Ascending chains of finitely generated subgroups

TL;DR

This paper proves that families of finitely generated subgroups in pro-$p$ groups have maximal elements and uses Noetherian induction to reveal new properties of these subgroups, including the behavior of their commensurators and ascending chains.

Contribution

It introduces the use of Noetherian induction in the context of finitely generated subgroups of pro-$p$ groups and establishes new results on the structure of ascending chains and commensurators.

Findings

Families of n-generated subgroups have maximal elements.

The commensurator of a finitely generated subgroup is the largest containing subgroup.
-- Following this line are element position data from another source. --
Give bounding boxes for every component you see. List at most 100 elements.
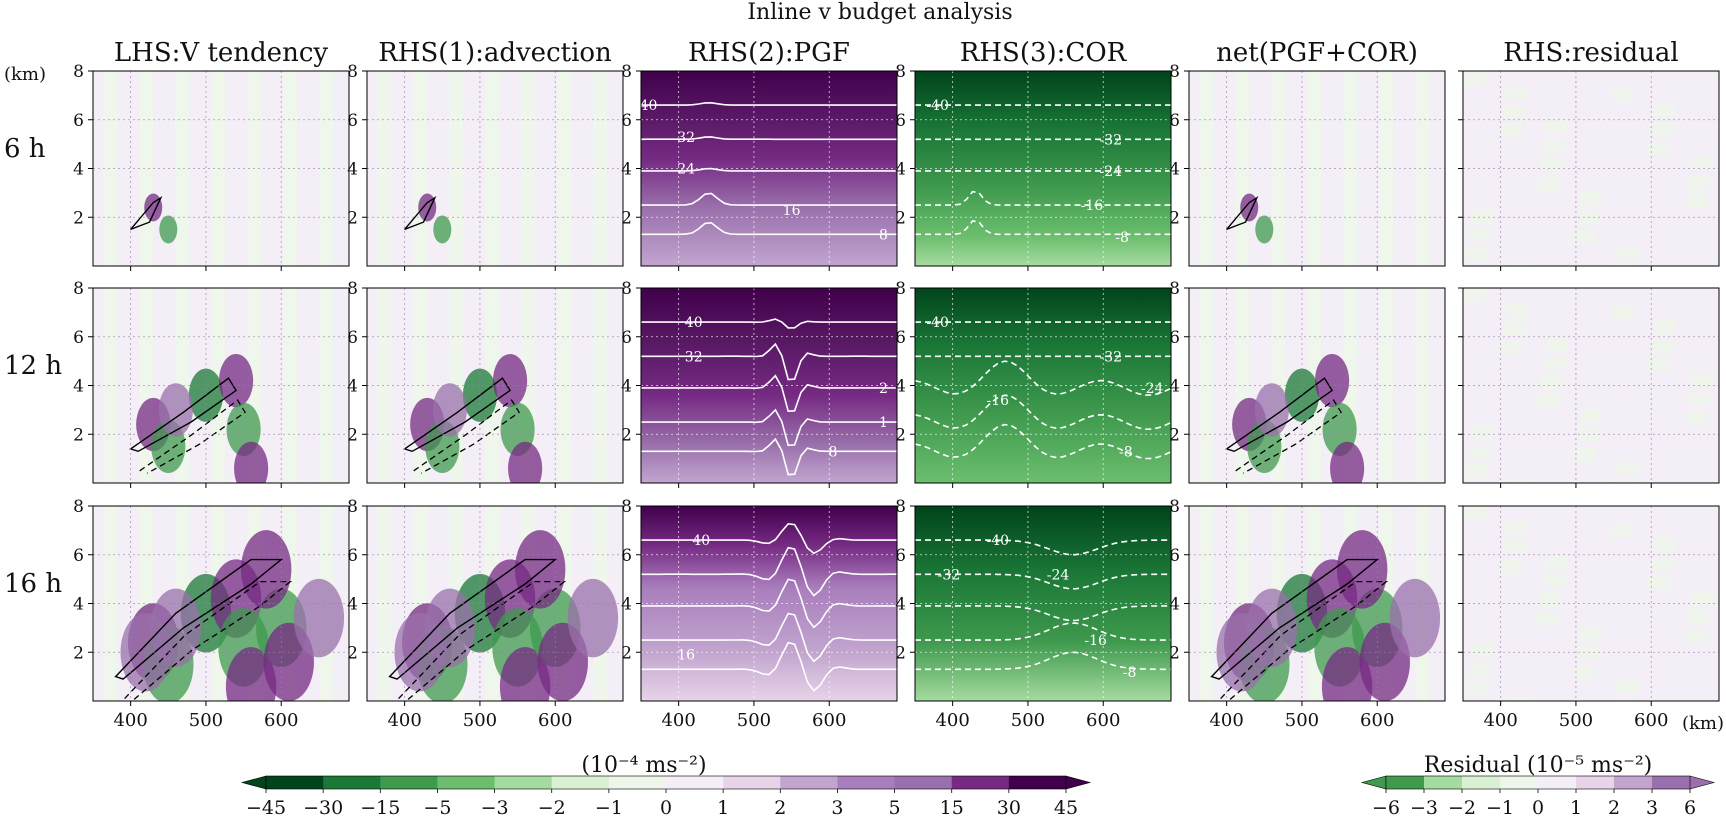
contour-label: 24 <box>677 162 695 178</box>
colorbar-swatch <box>437 776 496 789</box>
residual-patch <box>1648 358 1670 372</box>
panel-field <box>641 506 897 701</box>
residual-patch <box>1574 447 1596 461</box>
column-title: net(PGF+COR) <box>1216 38 1418 68</box>
colorbar-tick-label: 6 <box>1684 797 1696 819</box>
contour-label: 32 <box>685 349 703 365</box>
residual-patch <box>1537 394 1559 408</box>
contour-label: -16 <box>1081 198 1104 214</box>
panel-field <box>641 71 897 266</box>
residual-patch <box>1688 175 1710 189</box>
field-stripe <box>593 288 607 483</box>
y-tick-label: 8 <box>73 279 84 299</box>
anomaly-blob <box>432 383 467 437</box>
y-tick-label: 4 <box>1169 160 1180 180</box>
residual-patch <box>1540 593 1562 607</box>
panel: 8 6 4 2 <box>73 62 350 271</box>
colorbar-swatch <box>1386 776 1425 789</box>
residual-patch <box>1509 262 1531 266</box>
contour-label: 32 <box>677 130 695 146</box>
dashed-contour <box>1220 580 1389 701</box>
x-tick-label: 400 <box>661 710 695 731</box>
anomaly-blob <box>158 383 193 437</box>
y-tick-label: 2 <box>1169 643 1180 663</box>
y-tick-label: 2 <box>347 643 358 663</box>
colorbar-tick-label: −1 <box>1486 797 1514 819</box>
y-tick-label: 2 <box>73 643 84 663</box>
x-tick-label: 500 <box>737 710 771 731</box>
dashed-contour <box>124 580 293 701</box>
contour-label: -40 <box>926 315 949 331</box>
y-tick-label: 2 <box>895 208 906 228</box>
pgf-contour <box>641 374 897 413</box>
residual-patch <box>1503 105 1525 119</box>
colorbar-swatch <box>666 776 724 789</box>
colorbar-tick-label: 2 <box>774 797 786 819</box>
y-tick-label: 6 <box>1169 546 1180 566</box>
residual-patch <box>1580 627 1602 641</box>
y-tick-label: 6 <box>73 328 84 348</box>
field-stripe <box>139 288 153 483</box>
colorbar-tick-label: 15 <box>940 797 964 819</box>
anomaly-blob <box>1330 441 1365 483</box>
solid-contour <box>404 195 437 231</box>
residual-patch <box>1463 71 1485 85</box>
anomaly-blob <box>514 530 566 609</box>
field-stripe <box>1271 71 1285 266</box>
y-tick-label: 4 <box>895 377 906 397</box>
pgf-contour <box>641 192 897 206</box>
colorbar: −6 −3 −2 −1 0 1 2 3 6 Residual (10⁻⁵ ms⁻²) <box>1360 753 1716 819</box>
column-title: LHS:V tendency <box>114 38 328 68</box>
colorbar-swatch <box>1576 776 1615 789</box>
cor-contour <box>915 622 1171 641</box>
cor-contour <box>915 220 1171 236</box>
y-tick-label: 2 <box>1169 208 1180 228</box>
contour-label: 8 <box>879 227 888 243</box>
residual-patch <box>1651 557 1673 571</box>
anomaly-blob <box>1389 578 1441 658</box>
residual-patch <box>1654 103 1676 117</box>
colorbar-swatch <box>837 776 896 789</box>
solid-contour <box>403 377 512 453</box>
x-tick-label: 600 <box>812 710 846 731</box>
field-stripe <box>413 71 427 266</box>
pgf-contour <box>641 578 897 629</box>
colorbar-label: (10⁻⁴ ms⁻²) <box>581 753 706 778</box>
residual-patch <box>1577 428 1599 442</box>
residual-patch <box>1614 481 1636 483</box>
residual-patch <box>1685 629 1707 643</box>
field-stripe <box>413 288 427 483</box>
panel-field <box>1463 506 1719 701</box>
y-tick-label: 2 <box>621 643 632 663</box>
residual-patch <box>1537 612 1559 626</box>
residual-patch <box>1611 523 1633 537</box>
y-tick-label: 8 <box>1169 62 1180 82</box>
residual-patch <box>1651 339 1673 353</box>
y-tick-label: 4 <box>73 377 84 397</box>
anomaly-blob <box>159 215 178 244</box>
panel-field <box>915 506 1171 701</box>
colorbar-tick-label: −3 <box>481 797 509 819</box>
pgf-contour <box>641 408 897 447</box>
colorbar-tick-label: 1 <box>717 797 729 819</box>
anomaly-blob <box>218 354 254 408</box>
colorbar-tick-label: 45 <box>1054 797 1078 819</box>
residual-patch <box>1543 574 1565 588</box>
panel-field <box>93 506 349 701</box>
y-tick-label: 8 <box>73 62 84 82</box>
residual-patch <box>1580 192 1602 206</box>
y-tick-label: 4 <box>347 160 358 180</box>
y-tick-label: 2 <box>895 643 906 663</box>
contour-label: -40 <box>926 98 949 114</box>
panel: 40 32 24 16 8 8 6 4 2 <box>621 62 898 271</box>
contour-label: 1 <box>879 415 888 431</box>
solid-contour <box>129 377 238 453</box>
x-tick-label: 500 <box>1559 710 1593 731</box>
y-tick-label: 6 <box>895 328 906 348</box>
residual-patch <box>1685 411 1707 425</box>
field-stripe <box>593 71 607 266</box>
y-tick-label: 6 <box>895 546 906 566</box>
panel: 40 16 8 6 4 2 400 500 600 <box>621 497 898 731</box>
anomaly-blob <box>234 441 269 483</box>
pgf-contour <box>641 546 897 597</box>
Ascending chains of n-generated subgroups in limit groups terminate.

Abstract

We show that a nonempty family of $n$-generated subgroups of a pro-$p$ group has a maximal element. This suggests that 'Noetherian Induction' can be used to discover new features of finitely generated subgroups of pro-$p$ groups. To demonstrate this, we show that in various pro-$p$ groups $\Gamma$ (e.g. free pro-$p$ groups, nonsolvable Demushkin groups) the commensurator of a finitely generated subgroup $H \neq 1$ is the greatest subgroup of $\Gamma$ containing $H$ as an open subgroup. We also show that an ascending sequence of $n$-generated subgroups of a limit group must terminate (this extends the analogous result for free groups proved by Takahasi, Higman, and Kapovich-Myasnikov).